I read David Loy’s “Lack & Transcendence: The Problem of Death and Life in Psychotherapy, Existentialism, and Buddhism” midway months ago and forgot about it. It was a book I randomly discovered from someone’s tweet, and I immediately purchased it because it has all the key words I am attracted to in its title. I just finished a book and was looking for my next read when I chanced upon it again. I decided to start at the beginning again instead of resuming where I had left off, because I had completely forgotten everything I’ve read.
These quotes struck me deeply:
For Becker, this is literally true: normality is our collective, protective madness, in which we repress the truth of the human condition, and those who have difficulty playing this game are the ones we call mentally ill…a paranoid is someone who knows a little of what’s going on. Psychoanalysis reveals the high price of denying this truth about man’s condition, what might be called “the costs of pretending not to be mad.”

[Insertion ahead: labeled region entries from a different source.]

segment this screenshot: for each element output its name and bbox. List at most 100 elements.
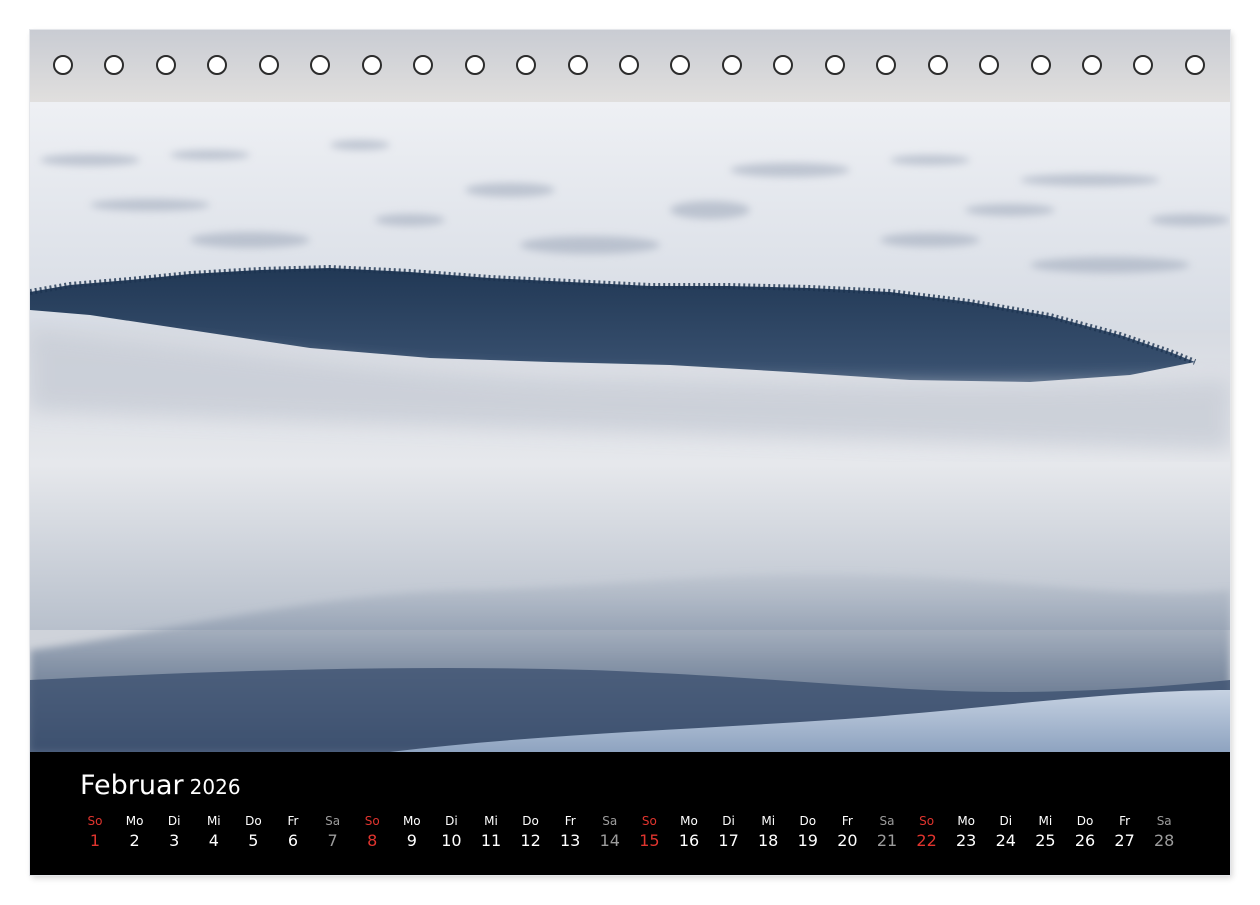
day-cell: Mi 25 xyxy=(1025,814,1065,852)
day-cell: Fr 27 xyxy=(1105,814,1145,852)
weekday-label: Sa xyxy=(325,814,341,828)
binding-ring xyxy=(927,55,948,75)
day-cell: Fr 20 xyxy=(827,814,867,852)
day-cell: Mi 18 xyxy=(748,814,788,852)
weekday-label: Fr xyxy=(287,814,299,828)
binding-ring xyxy=(413,55,434,75)
day-cell: Di 10 xyxy=(431,814,471,852)
day-number: 15 xyxy=(639,831,660,850)
weekday-label: Di xyxy=(722,814,735,828)
weekday-label: Mi xyxy=(761,814,776,828)
weekday-label: Di xyxy=(445,814,458,828)
weekday-label: So xyxy=(364,814,380,828)
weekday-label: Mi xyxy=(206,814,221,828)
binding-ring xyxy=(876,55,897,75)
day-number: 14 xyxy=(599,831,620,850)
day-cell: Sa 14 xyxy=(590,814,630,852)
binding-ring xyxy=(1030,55,1051,75)
day-number: 23 xyxy=(956,831,977,850)
binding-ring xyxy=(979,55,1000,75)
day-cell: Do 12 xyxy=(511,814,551,852)
day-number: 11 xyxy=(480,831,502,850)
binding-ring xyxy=(207,55,228,75)
day-number: 6 xyxy=(287,831,299,850)
weekday-label: Sa xyxy=(1156,814,1172,828)
day-number: 17 xyxy=(718,831,739,850)
day-cell: So 15 xyxy=(629,814,669,852)
day-number: 7 xyxy=(327,831,338,850)
day-number: 16 xyxy=(678,831,700,850)
month-name: Februar xyxy=(80,770,184,801)
day-number: 3 xyxy=(169,831,180,850)
binding-ring xyxy=(1082,55,1102,75)
weekday-label: So xyxy=(641,814,657,828)
binding-ring xyxy=(104,55,125,75)
weekday-label: Mo xyxy=(957,814,976,828)
day-number: 27 xyxy=(1114,831,1135,850)
weekday-label: Do xyxy=(1076,814,1094,828)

Evidently we must choose between anxiety and repression. If we cannot face the truth of our condition, which is mortality (or groundlessness, according to my Buddhist interpretation), we must forget that truth, which is to repress it. The difference between neurosis and normality — that undramatic, unnoticed psychopathology of the average, according to Maslow — is how successful that repression is. The neurotic has a better memory than most of us, so anxiety keeps breaking through into consciousness and must be dealt with more harshly in order to preserve some purchase on one’s fate, some circumscribed sphere of action.
According to him, apparently I am always anxious because I have a better memory than other people? And being “normal” is a mask for our collective madness?
I recognise I am biased obviously, but it is still comforting to know there are people (philosophers mostly I guess) out there who have a radically different worldview from the norm. Maybe it doesn’t make me feel less insane – what is the definition of sanity and normal anyway – but it does make me feel less alone in the way I think of life and the world.